Is sponsored content the future of independent online publishing or propagandists at the gates?
In a world of shrinking online ad budgets, social media disaggregation and real-time bid optimizers that shave off every last cent of ad buys, online publishers are faced with the same tough questions that befell their print counterparts at the start of the Internet age, namely: how to intelligently add or recover the revenues necessary to keep their now-virtual presses running without losing their editorial voice.
One of the main ways being put forward today is called Sponsored Content. Sponsored Content, or native advertising, is content that appears in the flow of content of a site, where you would expect regular content to be. Indeed it looks just like regular content, except with a “warning label” denoting it as outside of the regular editorial process. Typically the label will say, “Sponsored Content,” hence the name.
The pros put forward are many, including better audience experience versus jarring ads (banners being called the bumper stickers of the Internet), more control over their story for advertisers, and more control over what appears on their site for publishers. The ability to consume content without disruptive fly-overs, flashing ads and the like is appealing to informed readers.
Publishers are only too happy to get off those same ads and create a better experience for their readers. And in the age of Content Marketing, marketers know the importance of telling their story and value the opportunity to speak to an audience when they are already tuned for information intake by virtue of being on a publishing site.
But not everyone sees this as such a rosy picture. Detractors see this as a way for marketers to slip their message into audience minds nearly unseen and at the same time undermine the independence of the media. This is another battle line drawn in the long-standing divide/union between content and commerce.
But if not Sponsored Content, then what revenue options do independent media have? People are tuning out advertisements. User behavior online and disaggregation of content consumption is driving ad revenues for publishers through the floor. What’s left?

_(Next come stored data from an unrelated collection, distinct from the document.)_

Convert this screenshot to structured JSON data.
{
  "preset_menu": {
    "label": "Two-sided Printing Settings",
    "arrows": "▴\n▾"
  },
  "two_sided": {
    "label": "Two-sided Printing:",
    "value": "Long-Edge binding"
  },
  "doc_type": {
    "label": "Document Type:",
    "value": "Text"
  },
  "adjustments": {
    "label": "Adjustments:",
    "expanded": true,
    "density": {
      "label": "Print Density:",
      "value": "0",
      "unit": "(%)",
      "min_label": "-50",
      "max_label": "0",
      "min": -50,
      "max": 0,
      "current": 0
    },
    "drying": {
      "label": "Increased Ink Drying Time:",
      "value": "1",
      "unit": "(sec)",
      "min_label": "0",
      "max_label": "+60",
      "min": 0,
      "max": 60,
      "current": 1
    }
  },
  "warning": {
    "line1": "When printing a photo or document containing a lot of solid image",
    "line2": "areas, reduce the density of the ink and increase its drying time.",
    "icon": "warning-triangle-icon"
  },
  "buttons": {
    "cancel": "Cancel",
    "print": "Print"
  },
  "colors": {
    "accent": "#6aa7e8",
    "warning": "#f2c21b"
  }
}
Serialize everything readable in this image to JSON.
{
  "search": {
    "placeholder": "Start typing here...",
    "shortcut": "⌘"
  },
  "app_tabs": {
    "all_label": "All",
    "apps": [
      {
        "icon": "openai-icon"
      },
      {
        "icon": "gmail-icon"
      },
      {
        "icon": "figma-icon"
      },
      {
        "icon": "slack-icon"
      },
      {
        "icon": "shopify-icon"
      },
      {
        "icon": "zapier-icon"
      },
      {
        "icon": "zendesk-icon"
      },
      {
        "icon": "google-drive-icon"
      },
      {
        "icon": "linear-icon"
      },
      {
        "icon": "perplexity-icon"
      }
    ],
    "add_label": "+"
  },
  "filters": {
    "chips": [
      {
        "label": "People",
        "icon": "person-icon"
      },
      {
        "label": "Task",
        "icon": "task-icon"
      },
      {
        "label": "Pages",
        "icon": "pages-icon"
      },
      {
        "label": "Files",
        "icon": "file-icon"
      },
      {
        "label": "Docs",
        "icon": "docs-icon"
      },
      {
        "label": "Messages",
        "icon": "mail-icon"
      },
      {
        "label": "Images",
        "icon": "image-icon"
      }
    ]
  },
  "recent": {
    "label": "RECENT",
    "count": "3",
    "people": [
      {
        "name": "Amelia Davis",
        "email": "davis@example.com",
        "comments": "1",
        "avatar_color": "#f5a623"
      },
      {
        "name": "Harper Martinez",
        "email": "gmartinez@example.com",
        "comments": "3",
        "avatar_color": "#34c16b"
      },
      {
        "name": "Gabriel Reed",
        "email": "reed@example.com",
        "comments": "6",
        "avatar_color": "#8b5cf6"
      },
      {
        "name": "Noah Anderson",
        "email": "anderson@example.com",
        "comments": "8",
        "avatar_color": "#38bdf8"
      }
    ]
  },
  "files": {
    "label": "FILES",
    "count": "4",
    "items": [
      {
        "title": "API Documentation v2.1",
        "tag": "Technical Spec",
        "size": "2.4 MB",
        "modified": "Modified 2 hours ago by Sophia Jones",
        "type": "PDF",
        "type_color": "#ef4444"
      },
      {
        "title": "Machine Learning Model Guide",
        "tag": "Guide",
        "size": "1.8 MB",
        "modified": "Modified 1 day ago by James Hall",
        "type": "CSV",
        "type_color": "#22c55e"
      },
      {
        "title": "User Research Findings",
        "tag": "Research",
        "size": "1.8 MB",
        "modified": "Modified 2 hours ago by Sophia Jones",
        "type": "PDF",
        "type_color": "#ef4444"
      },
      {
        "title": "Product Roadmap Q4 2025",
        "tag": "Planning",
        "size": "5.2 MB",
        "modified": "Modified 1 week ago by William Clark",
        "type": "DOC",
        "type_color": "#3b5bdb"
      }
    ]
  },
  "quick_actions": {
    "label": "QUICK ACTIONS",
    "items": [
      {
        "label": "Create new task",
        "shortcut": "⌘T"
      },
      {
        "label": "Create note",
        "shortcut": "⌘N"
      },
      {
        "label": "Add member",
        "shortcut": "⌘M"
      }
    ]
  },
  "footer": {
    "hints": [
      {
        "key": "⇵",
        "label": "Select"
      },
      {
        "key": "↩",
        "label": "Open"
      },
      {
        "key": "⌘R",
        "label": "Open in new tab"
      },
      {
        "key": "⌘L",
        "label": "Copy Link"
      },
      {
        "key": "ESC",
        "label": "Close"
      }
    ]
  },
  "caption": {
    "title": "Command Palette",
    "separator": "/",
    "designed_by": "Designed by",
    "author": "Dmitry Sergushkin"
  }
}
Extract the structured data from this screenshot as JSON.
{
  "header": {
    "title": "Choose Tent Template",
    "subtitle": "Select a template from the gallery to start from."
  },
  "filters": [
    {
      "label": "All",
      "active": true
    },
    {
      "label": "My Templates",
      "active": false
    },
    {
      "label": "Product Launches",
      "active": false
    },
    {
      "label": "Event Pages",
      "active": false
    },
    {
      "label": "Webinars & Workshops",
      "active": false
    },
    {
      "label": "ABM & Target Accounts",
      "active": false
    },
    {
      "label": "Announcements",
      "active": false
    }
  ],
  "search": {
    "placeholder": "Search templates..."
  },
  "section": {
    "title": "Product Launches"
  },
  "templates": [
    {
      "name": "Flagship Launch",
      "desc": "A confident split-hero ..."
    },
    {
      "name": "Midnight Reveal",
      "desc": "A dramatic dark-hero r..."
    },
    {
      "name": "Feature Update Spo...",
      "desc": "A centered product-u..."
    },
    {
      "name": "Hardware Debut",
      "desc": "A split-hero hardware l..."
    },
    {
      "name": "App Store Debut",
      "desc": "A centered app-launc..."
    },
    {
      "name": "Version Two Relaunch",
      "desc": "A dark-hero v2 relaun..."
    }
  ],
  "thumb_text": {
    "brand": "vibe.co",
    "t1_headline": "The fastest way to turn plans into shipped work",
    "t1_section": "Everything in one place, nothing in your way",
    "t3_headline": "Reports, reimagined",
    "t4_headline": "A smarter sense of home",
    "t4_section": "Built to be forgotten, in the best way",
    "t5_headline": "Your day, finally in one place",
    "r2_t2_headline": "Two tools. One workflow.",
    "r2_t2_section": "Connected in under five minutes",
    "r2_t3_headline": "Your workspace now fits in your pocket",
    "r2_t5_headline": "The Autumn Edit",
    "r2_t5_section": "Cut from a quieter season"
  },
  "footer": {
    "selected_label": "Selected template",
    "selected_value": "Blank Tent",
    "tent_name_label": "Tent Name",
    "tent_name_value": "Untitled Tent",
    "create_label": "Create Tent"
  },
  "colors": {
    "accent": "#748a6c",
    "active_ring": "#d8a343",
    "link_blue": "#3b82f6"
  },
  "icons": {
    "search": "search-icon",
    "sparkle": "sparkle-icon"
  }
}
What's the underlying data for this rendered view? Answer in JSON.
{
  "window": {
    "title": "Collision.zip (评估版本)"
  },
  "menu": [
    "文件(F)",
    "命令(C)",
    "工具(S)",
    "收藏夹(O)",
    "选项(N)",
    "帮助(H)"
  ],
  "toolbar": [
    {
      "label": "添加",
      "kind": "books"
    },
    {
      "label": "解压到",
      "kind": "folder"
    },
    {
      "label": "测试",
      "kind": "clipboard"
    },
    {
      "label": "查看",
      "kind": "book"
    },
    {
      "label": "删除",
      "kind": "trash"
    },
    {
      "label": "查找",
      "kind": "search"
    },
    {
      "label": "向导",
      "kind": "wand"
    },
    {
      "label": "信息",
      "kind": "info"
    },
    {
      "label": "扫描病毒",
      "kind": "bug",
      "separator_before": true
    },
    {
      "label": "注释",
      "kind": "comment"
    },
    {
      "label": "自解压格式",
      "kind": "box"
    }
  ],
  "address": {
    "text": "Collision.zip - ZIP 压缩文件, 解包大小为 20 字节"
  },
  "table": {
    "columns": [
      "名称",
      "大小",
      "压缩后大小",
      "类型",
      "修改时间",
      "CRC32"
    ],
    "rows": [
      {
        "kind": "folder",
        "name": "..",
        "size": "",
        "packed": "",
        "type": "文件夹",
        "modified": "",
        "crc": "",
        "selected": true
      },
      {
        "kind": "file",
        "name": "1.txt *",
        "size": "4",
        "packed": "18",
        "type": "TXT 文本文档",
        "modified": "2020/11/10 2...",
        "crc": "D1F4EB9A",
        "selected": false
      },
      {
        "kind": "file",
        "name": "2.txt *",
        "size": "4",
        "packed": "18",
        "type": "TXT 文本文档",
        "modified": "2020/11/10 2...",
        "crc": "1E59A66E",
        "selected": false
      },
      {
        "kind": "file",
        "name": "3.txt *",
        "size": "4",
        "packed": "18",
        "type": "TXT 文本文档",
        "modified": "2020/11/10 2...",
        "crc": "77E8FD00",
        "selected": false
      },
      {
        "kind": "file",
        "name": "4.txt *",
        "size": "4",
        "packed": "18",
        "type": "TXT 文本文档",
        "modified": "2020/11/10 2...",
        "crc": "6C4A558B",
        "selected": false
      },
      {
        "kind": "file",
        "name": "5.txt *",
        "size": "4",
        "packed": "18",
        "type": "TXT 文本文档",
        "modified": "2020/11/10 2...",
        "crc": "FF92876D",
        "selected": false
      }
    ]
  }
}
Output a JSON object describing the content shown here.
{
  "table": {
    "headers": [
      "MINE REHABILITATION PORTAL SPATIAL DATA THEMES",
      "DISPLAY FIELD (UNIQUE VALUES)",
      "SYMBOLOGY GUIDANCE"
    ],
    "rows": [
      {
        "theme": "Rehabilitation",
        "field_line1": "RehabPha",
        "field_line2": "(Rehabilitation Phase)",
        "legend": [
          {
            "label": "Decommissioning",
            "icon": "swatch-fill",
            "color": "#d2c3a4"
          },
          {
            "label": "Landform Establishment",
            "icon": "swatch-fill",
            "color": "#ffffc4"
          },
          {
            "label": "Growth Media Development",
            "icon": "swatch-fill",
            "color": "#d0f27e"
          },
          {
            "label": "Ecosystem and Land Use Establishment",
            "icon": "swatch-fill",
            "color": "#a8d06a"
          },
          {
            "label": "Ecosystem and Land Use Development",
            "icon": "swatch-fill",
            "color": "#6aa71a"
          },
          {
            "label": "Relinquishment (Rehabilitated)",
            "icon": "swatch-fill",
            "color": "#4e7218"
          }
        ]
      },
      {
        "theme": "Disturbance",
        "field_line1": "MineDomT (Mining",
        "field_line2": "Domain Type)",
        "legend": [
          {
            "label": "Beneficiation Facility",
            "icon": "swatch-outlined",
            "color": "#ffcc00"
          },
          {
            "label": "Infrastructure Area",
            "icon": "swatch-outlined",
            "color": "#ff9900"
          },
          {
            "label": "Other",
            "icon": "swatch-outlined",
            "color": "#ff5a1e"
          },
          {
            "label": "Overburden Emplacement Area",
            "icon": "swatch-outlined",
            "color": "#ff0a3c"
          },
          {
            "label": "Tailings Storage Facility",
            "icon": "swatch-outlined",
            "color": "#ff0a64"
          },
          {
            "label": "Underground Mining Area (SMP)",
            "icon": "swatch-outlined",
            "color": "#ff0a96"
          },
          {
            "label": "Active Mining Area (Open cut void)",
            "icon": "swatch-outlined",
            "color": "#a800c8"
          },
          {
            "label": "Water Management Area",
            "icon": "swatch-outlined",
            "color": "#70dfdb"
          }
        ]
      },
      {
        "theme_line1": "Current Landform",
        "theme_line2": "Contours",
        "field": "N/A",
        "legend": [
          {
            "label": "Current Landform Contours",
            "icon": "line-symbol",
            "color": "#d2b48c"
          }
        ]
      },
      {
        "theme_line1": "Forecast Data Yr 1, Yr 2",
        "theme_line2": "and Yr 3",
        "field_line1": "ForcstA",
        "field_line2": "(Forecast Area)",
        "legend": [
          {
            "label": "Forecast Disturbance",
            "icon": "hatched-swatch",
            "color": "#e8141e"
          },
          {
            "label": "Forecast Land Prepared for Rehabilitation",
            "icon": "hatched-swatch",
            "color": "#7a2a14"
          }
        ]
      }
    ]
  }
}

Some publishers are trying pay walls or making you pay to consume all or premium parts of the content, but this only seems to work for the large non-independent media brands, and even then not that much in most cases.
Ask yourself if are you ready to pay for consuming online content. If not, then ask yourself how you propose that publishers generate revenue.
What’s clear is that there are some publishers who have tried Sponsored Content and been very successful at it. Forbes, which was one of the first on the scene with its BrandVoice product, now is expected to generate 25% of total revenues from that product alone. A recent NY Times article lists Mashable, Huffington Post, Business Insider, Buzzfeed, and the Atlantic as all proponents.
Correct execution is important however. The Atlantic got in hot water at the start of the year over sponsored content from the Church of Scientology. What that affair demonstrated though is that people can distinguish between sponsored content and editorial and will call it out when it’s not done right or in-line with the voice of the publication.
In the end the quality of the overall effort and how well the Sponsored Content matches the publication comes down to the discretion and value of the editorial voice. This is what make great publications great anyway, meaning sponsored content and its appropriate execution could actually add to the independence of your media, not take it away.
Whether you like it or not, independent media needs to experiment with ways to work with sponsors or advertisers in a way that benefits both, while improving the overall audience experience. One such way is the controlled sponsor content review process, the way Forbes has done.
That’s why we are pleased to announce a pilot project between Marketing.AI and Techvibes to offer sponsors a way to submit content for review. Interested sponsors can submit sponsored stories on the pilot intake page. Submitting a story does not guarantee inclusion, but it does guarantee a call-back to discuss. And if you are an independent publisher looking to add your site to the pilot, you can contact Marketing.AI here to get more information.
We don’t profess to have all the answers to this problem, but one thing is clear: this is a problem that independent media is going to need to solve if it is to stand a chance of maintaining its independent voice going forward. If anyone can solve for this, using pilot programs such as the one we have initiated, it has large implications on how independent your media options will be going forward.